La Gazette de la grande ile

Viols sur mineurs … Tifania et les autres

Publié le 05 novembre 2020

Heureusement qu’il y a la police nationale qui n’attend pas de se réunir pour sortir des déclarations à la bien pensante. Heureusement qu’il y a la police nationale qui n’a pas besoin de titre mirobolant d’ambassadrice de la lutte contre les violences basées sur le genre. Heureusement qu’il y a la police nationale qui n’attend pas des plaintes pour ouvrir des enquêtes. Dans la frénésie de notre quotidien morose entre les masques anti-Covid, la famine dans le Sud et le spectacle permanent devenu une culture… Des enfants succombent, car victimes de viol, des enfants meurent après avoir subi des viols dont les auteurs sont des proches.

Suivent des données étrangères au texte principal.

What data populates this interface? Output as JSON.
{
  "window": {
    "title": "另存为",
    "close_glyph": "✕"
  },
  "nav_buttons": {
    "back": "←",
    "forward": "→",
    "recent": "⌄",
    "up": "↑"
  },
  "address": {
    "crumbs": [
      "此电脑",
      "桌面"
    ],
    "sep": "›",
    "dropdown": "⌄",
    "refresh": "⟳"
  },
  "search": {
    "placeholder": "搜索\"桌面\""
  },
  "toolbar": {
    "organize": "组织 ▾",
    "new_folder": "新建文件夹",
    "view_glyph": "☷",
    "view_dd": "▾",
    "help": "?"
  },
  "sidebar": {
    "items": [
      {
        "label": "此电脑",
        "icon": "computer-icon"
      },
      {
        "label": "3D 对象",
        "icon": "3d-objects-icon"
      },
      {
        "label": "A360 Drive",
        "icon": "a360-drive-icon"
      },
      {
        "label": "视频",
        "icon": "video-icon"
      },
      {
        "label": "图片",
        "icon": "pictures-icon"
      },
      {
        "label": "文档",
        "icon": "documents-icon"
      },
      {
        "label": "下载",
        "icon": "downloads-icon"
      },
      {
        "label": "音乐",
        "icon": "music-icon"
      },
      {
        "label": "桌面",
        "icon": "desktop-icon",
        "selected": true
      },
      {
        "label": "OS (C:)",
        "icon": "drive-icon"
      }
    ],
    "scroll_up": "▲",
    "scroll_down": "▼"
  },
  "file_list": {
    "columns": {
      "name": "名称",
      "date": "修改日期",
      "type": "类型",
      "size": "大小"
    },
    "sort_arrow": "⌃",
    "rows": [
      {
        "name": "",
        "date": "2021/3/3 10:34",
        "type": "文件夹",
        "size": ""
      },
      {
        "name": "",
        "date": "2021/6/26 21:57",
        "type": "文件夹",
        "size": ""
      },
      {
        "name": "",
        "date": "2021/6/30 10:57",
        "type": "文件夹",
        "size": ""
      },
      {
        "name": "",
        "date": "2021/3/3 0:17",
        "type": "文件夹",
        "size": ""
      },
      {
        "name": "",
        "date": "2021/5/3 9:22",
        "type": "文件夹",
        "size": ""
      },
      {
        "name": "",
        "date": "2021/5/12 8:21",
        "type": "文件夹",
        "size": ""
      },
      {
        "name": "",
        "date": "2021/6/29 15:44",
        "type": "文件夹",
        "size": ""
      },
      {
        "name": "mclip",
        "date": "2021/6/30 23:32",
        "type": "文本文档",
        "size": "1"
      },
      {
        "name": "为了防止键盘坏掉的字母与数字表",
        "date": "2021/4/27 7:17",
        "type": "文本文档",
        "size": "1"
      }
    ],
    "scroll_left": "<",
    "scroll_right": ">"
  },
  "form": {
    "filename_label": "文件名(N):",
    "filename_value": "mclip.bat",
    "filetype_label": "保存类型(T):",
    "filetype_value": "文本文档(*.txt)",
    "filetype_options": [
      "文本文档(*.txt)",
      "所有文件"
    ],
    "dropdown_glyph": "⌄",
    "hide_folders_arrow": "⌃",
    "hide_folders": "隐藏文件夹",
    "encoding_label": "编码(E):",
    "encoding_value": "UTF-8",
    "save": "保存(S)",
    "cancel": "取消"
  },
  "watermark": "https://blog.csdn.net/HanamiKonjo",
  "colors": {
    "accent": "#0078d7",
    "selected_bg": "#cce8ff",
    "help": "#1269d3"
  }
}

Le silence radio du Ministère de la population et ses directions chargées de l’enfance, le silence radio des juges notamment les juges des enfants, le silence radio de la Première Dame aux abonnés absents, car loin du pays, le silence radio de toutes ces personnes bien pensantes et qui ont des responsabilités… contraste grandement avec l’indignation, l’interpellation, l’horreur dénoncée par ceux que certains commis de l’Etat appellent “imbéciles”. C’est toujours sur le tard et après que les gens se soient offusqués que les zélateurs du pouvoir se sont mis à relayer un post de l’Association Fitia. Le dais royal était plus important. Tandis que les Facebookers sont horrifiés par ces crimes immondes, ces viols sur mineurs, certaines responsables elles, montent très vite au créneau pour défendre les critiques émises sur les études des enfants du Président de la République. N’y a-t-il pas plus important, que de parler des enfants et défendre des enfants? Si certains trouvent à redire sur les études des enfants du Président de la République, nous nous en désintéressons superbement.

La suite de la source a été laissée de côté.